Over here is designated hitter Kyle Schwarber, who historically scuffles the first two months before the fireworks start in June. Over there is Trea Turner, who was hitting some 65 points below his career average into August before going on a tear last year.

At the moment, the team has centerfielder Johan Rojas showing signs of coming out of his funk and Nick Castellanos trying to do the same.

Yes, this is the same Nick Castellanos who struggled in 2022, his first full year with the Phils, rebounded to make the All-Star team last season and is now hitting .184 with a .452 OPS after going hitless in Tuesday night’s 8-1 loss to the Reds at Great American Ball Park.

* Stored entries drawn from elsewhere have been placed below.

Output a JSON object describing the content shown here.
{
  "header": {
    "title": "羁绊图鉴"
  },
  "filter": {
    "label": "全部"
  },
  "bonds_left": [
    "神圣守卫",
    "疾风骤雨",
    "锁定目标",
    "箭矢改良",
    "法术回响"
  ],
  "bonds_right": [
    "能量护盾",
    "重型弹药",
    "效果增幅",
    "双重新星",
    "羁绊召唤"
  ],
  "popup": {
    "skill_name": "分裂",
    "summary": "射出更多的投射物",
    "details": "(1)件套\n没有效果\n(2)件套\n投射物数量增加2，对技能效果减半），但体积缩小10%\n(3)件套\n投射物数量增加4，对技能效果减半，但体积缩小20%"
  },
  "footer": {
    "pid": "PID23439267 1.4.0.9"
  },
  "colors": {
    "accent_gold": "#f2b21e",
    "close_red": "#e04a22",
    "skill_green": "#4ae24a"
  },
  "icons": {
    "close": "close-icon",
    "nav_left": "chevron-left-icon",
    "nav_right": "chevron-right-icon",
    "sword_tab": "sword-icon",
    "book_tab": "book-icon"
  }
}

Castellanos was asked afterwards if being so streaky drives him nuts. “Of course it does,” he said. “Everything’s harder without results, man. Even bleeders that find holes, you’re helping the team. Results make everything easier. But I’m happy with my process right now.”

Manager Rob Thomson said he plans on continuing to write Castellanos into the lineup while he figures it out.

“It gives me confidence in myself to know that he has confidence in me to get out of it,” the rightfielder said. “Honestly, that’s all I can ask for, is to have the chance to go out and play and knowing that going out and doing the right things, the tide will turn. Just like it always has.

 “It’s like a puzzle you’re continuously trying to solve. Just something to get the juices going and then, all of a sudden, next thing you know, you’re rolling. Last year I was pretty much worthless in the month of July. I’ve gone through stretches when I’m out of whack. Then all of a sudden it clicks. And everybody’s like, ‘Holy cow, what did you figure out?’ Nothing. It’s just baseball. the highs and lows.”

To be more precise, he batted .162 with a .492 in June, 2023. He also put up .351/.954 in May and .293/.860 in July. It’s enough to give a person vertigo.

Rojas was called up straight from Double-A Reading last year and, in addition to a Gold Glove caliber defense, batted .302 for the rest of the regular season. But after going 4-for-43 (.093) in the postseason, his ability to contribute enough offensively to justify his defense was called into question. And when he was batting .148 after his first 10 games, the calls for him to be sent to Triple-A Lehigh Valley grew louder.

Since then, though, he’s 12-for-33 (.364). And he continues to catch just about everything that stays in the park. Tuesday night he made a leaping catch at the wall to rob Reds leftfielder Spencer Steer, then went down in a heap after bruising his hip on the metal fence post. He was able to stay in the game, though, and Thomson said he expects him to play Wednesday night.

Rojas credits hitting coach Kevin Long for his turnaround. . .with a big assist from Turner.

“Trea and I talked a couple things. He told me a couple things and I looked better and felt better as soon as we talked,” Rojas said through interpreter Diego D’Aniello. “He was watching me in the cage and he started talking to me about something I was working on. Basically, leg rotation first and then following up with swing. In a game, it’s all one motion. But in cage work you can break it down.

“It’s something I’ve been working on but the way he explained it was so good that right away I understood. He showed me videos of other players, then he put it in slow motion so I could see what he was talking about. He also used himself as an example of last year when he was struggling and showed that was one of the reasons he was struggling as well.

“It’s incredible. We’re surrounded by star players. And for a star player like Trea Turner to take his time to talk to me and help me, I feel really grateful, for that.”

Hitting, it seems, is a little like the weather. If a good hitter doesn’t like what he’s seeing, he has to be patient. Because it’s bound to change.